MK Marathon – Week 1 Training

As an  ambassador for the excellent MK Marathon, I thought I should probably blog a bit more often so here goes.

First a word or caution – I’m not a pro, have no training in running, coaching or similar and other than an inherent stubbornness and an addictive personality I have no natural aptitude for running.  Everything I write should be taken with caution as the ramblings of an amateur making it up as he goes along.  

Also worth noting I’ve built up miles consistently since I started running in 2011 (when I couldn’t run the length of a parked car) so am often on the higher end of the weekly mileage compared to the average runner, with an average of 48 per week last year (although nothing compared to the serious club runners).  If MK is your first marathon and you’re relatively new to running then don’t try and follow my training session for session as you’ll likely break something.  

Likewise if your an experienced runner looking for a massive personal best at MK then stick to your own proven training schedule as I will threw in a few marathons and even an ultra in the training as oppose to the traditional 20 mile long runs.  Basically I view any run over 16 or so miles without a medal at the end as pointless.

Marathon Training – Week 1 (slightly elongated 8 day week as it’s a new year)

Sunday – Two parkruns on New Years Day.  After getting to 100 parkruns in December 2015 I only managed to fit a handful in for 2016 so decided to do a double to inch slowly towards my next free top.  I ran the Linford Wood and then Milton Keynes parkruns at 21:25 and 21:28 respectively.  Failed miserably to sort myself out and run to and in between them as part of intended long run so ran each separately.  Happy to hold a fairly consistent pace for both but would have liked to be under 21.  Work to do.

Monday – 10k run with the dog in 52 minutes as a fairly relaxed run.  Would have been conversational pace but the dog isn’t much for chit chat.

Tuesday – 10 lots of 1 minute intervals with 1 min recovery.  Pace was a bit off and splits ranged from 5:34min/mile to 6:13min/mile.  The purpose of speed work like this is to raise overall speed and intervals should be run at a consistent pace.

Wednesday – 5am 9 mile run at average of 8min/mile.  Been running this session for 18 months or so and it’s never easy getting up in the dark to run up a hill in the pitch black with other sleep deprived lunatics but it’s probably the most worthwhile session I do.  Normally run as a tempo effort and close to the previous nights intervals it’s a good leg stretcher.  This week I ran well for first half and then legs started to object to unusual punishment and pace slowed.

Thursday – Would normally be a 10 mile loop with running club but was unable to make it so did another 10k run with the dog in 51 minutes as a fairly relaxed run in the morning, and then a rare occurrence of a spin class in the evening.  Not done one of these in a couple of years and even then very infrequently.  Proper runners swear by cross training (doing exercising other than running to improve fitness but limit impact damage from running) so I thought I’d give it a go.  45 minutes of pain and my arse was bruised for next few days.

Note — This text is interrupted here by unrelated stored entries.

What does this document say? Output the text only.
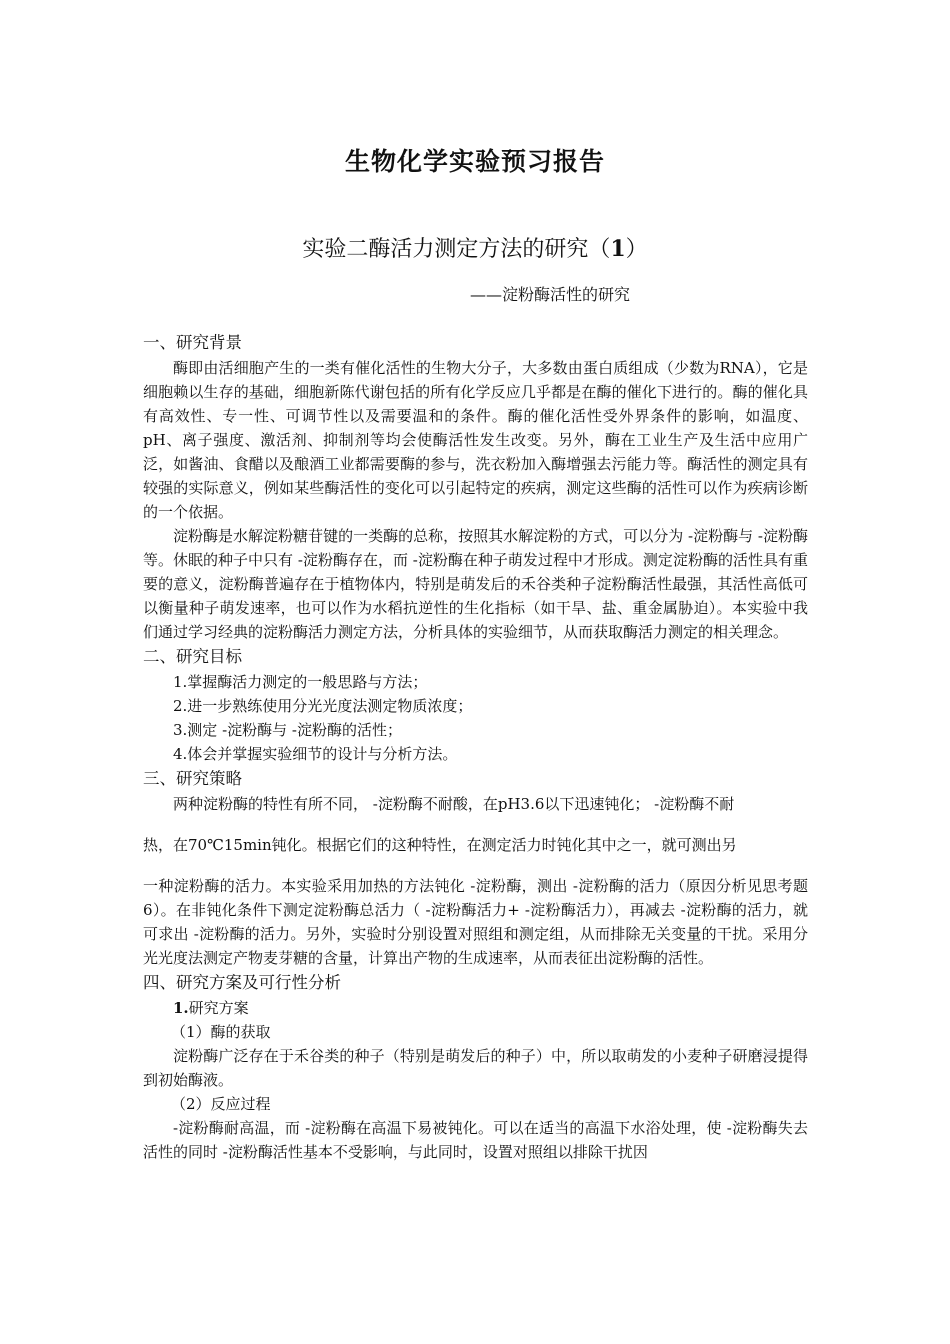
生物化学实验预习报告
实验二酶活力测定方法的研究（1）
——淀粉酶活性的研究

一、研究背景

酶即由活细胞产生的一类有催化活性的生物大分子，大多数由蛋白质组成（少数为RNA），它是细胞赖以生存的基础，细胞新陈代谢包括的所有化学反应几乎都是在酶的催化下进行的。酶的催化具有高效性、专一性、可调节性以及需要温和的条件。酶的催化活性受外界条件的影响，如温度、pH、离子强度、激活剂、抑制剂等均会使酶活性发生改变。另外，酶在工业生产及生活中应用广泛，如酱油、食醋以及酿酒工业都需要酶的参与，洗衣粉加入酶增强去污能力等。酶活性的测定具有较强的实际意义，例如某些酶活性的变化可以引起特定的疾病，测定这些酶的活性可以作为疾病诊断的一个依据。

淀粉酶是水解淀粉糖苷键的一类酶的总称，按照其水解淀粉的方式，可以分为 -淀粉酶与 -淀粉酶等。休眠的种子中只有 -淀粉酶存在，而 -淀粉酶在种子萌发过程中才形成。测定淀粉酶的活性具有重要的意义，淀粉酶普遍存在于植物体内，特别是萌发后的禾谷类种子淀粉酶活性最强，其活性高低可以衡量种子萌发速率，也可以作为水稻抗逆性的生化指标（如干旱、盐、重金属胁迫）。本实验中我们通过学习经典的淀粉酶活力测定方法，分析具体的实验细节，从而获取酶活力测定的相关理念。

二、研究目标

1.掌握酶活力测定的一般思路与方法；

2.进一步熟练使用分光光度法测定物质浓度；

3.测定 -淀粉酶与 -淀粉酶的活性；

4.体会并掌握实验细节的设计与分析方法。

三、研究策略

两种淀粉酶的特性有所不同， -淀粉酶不耐酸，在pH3.6以下迅速钝化； -淀粉酶不耐

热，在70℃15min钝化。根据它们的这种特性，在测定活力时钝化其中之一，就可测出另

一种淀粉酶的活力。本实验采用加热的方法钝化 -淀粉酶，测出 -淀粉酶的活力（原因分析见思考题6）。在非钝化条件下测定淀粉酶总活力（ -淀粉酶活力+ -淀粉酶活力），再减去 -淀粉酶的活力，就可求出 -淀粉酶的活力。另外，实验时分别设置对照组和测定组，从而排除无关变量的干扰。采用分光光度法测定产物麦芽糖的含量，计算出产物的生成速率，从而表征出淀粉酶的活性。

四、研究方案及可行性分析

1.研究方案

（1）酶的获取

淀粉酶广泛存在于禾谷类的种子（特别是萌发后的种子）中，所以取萌发的小麦种子研磨浸提得到初始酶液。

（2）反应过程

-淀粉酶耐高温，而 -淀粉酶在高温下易被钝化。可以在适当的高温下水浴处理，使 -淀粉酶失去活性的同时 -淀粉酶活性基本不受影响，与此同时，设置对照组以排除干扰因
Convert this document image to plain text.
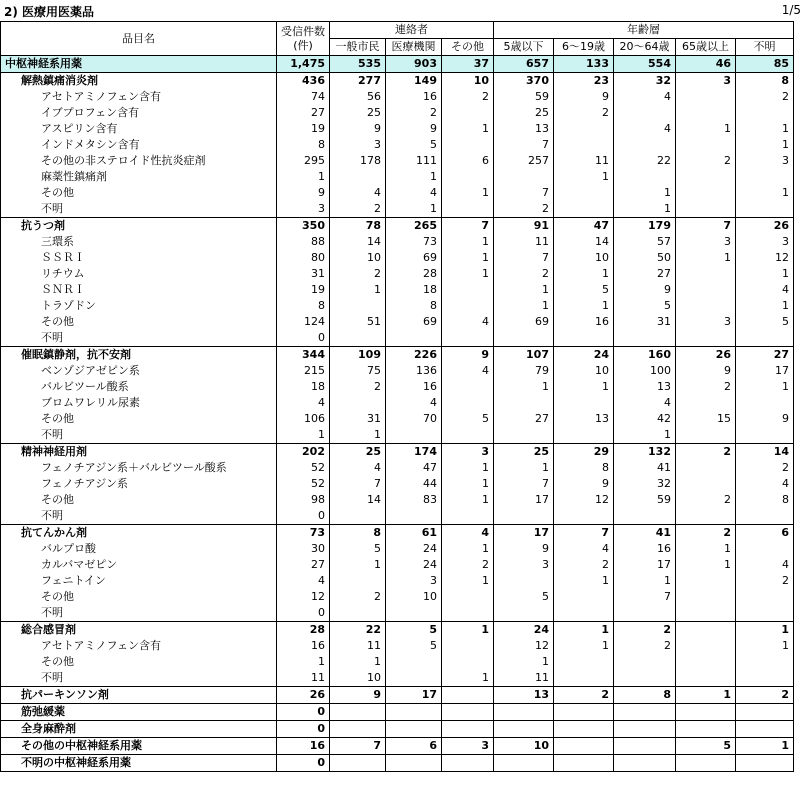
2) 医療用医薬品	1/5
品目名	受信件数
(件)	連絡者			年齢層				
		一般市民	医療機関	その他	5歳以下	6～19歳	20～64歳	65歳以上	不明
中枢神経系用薬	1,475	535	903	37	657	133	554	46	85
解熱鎮痛消炎剤	436	277	149	10	370	23	32	3	8
アセトアミノフェン含有	74	56	16	2	59	9	4		2
イブプロフェン含有	27	25	2		25	2			
アスピリン含有	19	9	9	1	13		4	1	1
インドメタシン含有	8	3	5		7				1
その他の非ステロイド性抗炎症剤	295	178	111	6	257	11	22	2	3
麻薬性鎮痛剤	1		1			1			
その他	9	4	4	1	7		1		1
不明	3	2	1		2		1		
抗うつ剤	350	78	265	7	91	47	179	7	26
三環系	88	14	73	1	11	14	57	3	3
ＳＳＲＩ	80	10	69	1	7	10	50	1	12
リチウム	31	2	28	1	2	1	27		1
ＳＮＲＩ	19	1	18		1	5	9		4
トラゾドン	8		8		1	1	5		1
その他	124	51	69	4	69	16	31	3	5
不明	0								
催眠鎮静剤，抗不安剤	344	109	226	9	107	24	160	26	27
ベンゾジアゼピン系	215	75	136	4	79	10	100	9	17
バルビツール酸系	18	2	16		1	1	13	2	1
ブロムワレリル尿素	4		4				4		
その他	106	31	70	5	27	13	42	15	9
不明	1	1					1		
精神神経用剤	202	25	174	3	25	29	132	2	14
フェノチアジン系＋バルビツール酸系	52	4	47	1	1	8	41		2
フェノチアジン系	52	7	44	1	7	9	32		4
その他	98	14	83	1	17	12	59	2	8
不明	0								
抗てんかん剤	73	8	61	4	17	7	41	2	6
バルプロ酸	30	5	24	1	9	4	16	1	
カルバマゼピン	27	1	24	2	3	2	17	1	4
フェニトイン	4		3	1		1	1		2
その他	12	2	10		5		7		
不明	0								
総合感冒剤	28	22	5	1	24	1	2		1
アセトアミノフェン含有	16	11	5		12	1	2		1
その他	1	1			1				
不明	11	10		1	11				
抗パーキンソン剤	26	9	17		13	2	8	1	2
筋弛緩薬	0								
全身麻酔剤	0								
その他の中枢神経系用薬	16	7	6	3	10			5	1
不明の中枢神経系用薬	0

Friday – Saturday – Rare but two rest days in anticipation of….

Sunday –  Enigma Winter Marathon.  As above I tend to do a few more marathons than most (plan to reach 100 marathons by September 2017).  This one was more of a long training run and test of fitness than a PB attempt.  I went out a little too fast, hit halfway in about 1:36-1:37 and then held on to sub 8min/mile as long as able.  It wasn’t long and I slowed as I found new legs muscles to hurt since the spin class. With half a lap to go some other runners had the cheek to try and catch me, and wasn’t keen on losing podium so had to snap out of the zombie plod and make an effort to hold onto 3rd place and a 3:36 finish. Marathon 88 ticked off.

Total miles – 62 over 8 days

To give some perspective my first marathon was in 2011 and I barely beat the 5hr cut off. The thought of ever getting under 4hrs was a ridiculous dream but with assistance from running clubs, coaches and enthusiastic running friends I tend to hit around the 3:30 most marathons now.  Still a long way off getting a Good For Age but aiming to improve so when I hit the big 40 I can target a sub 3:15 in the new age bracket.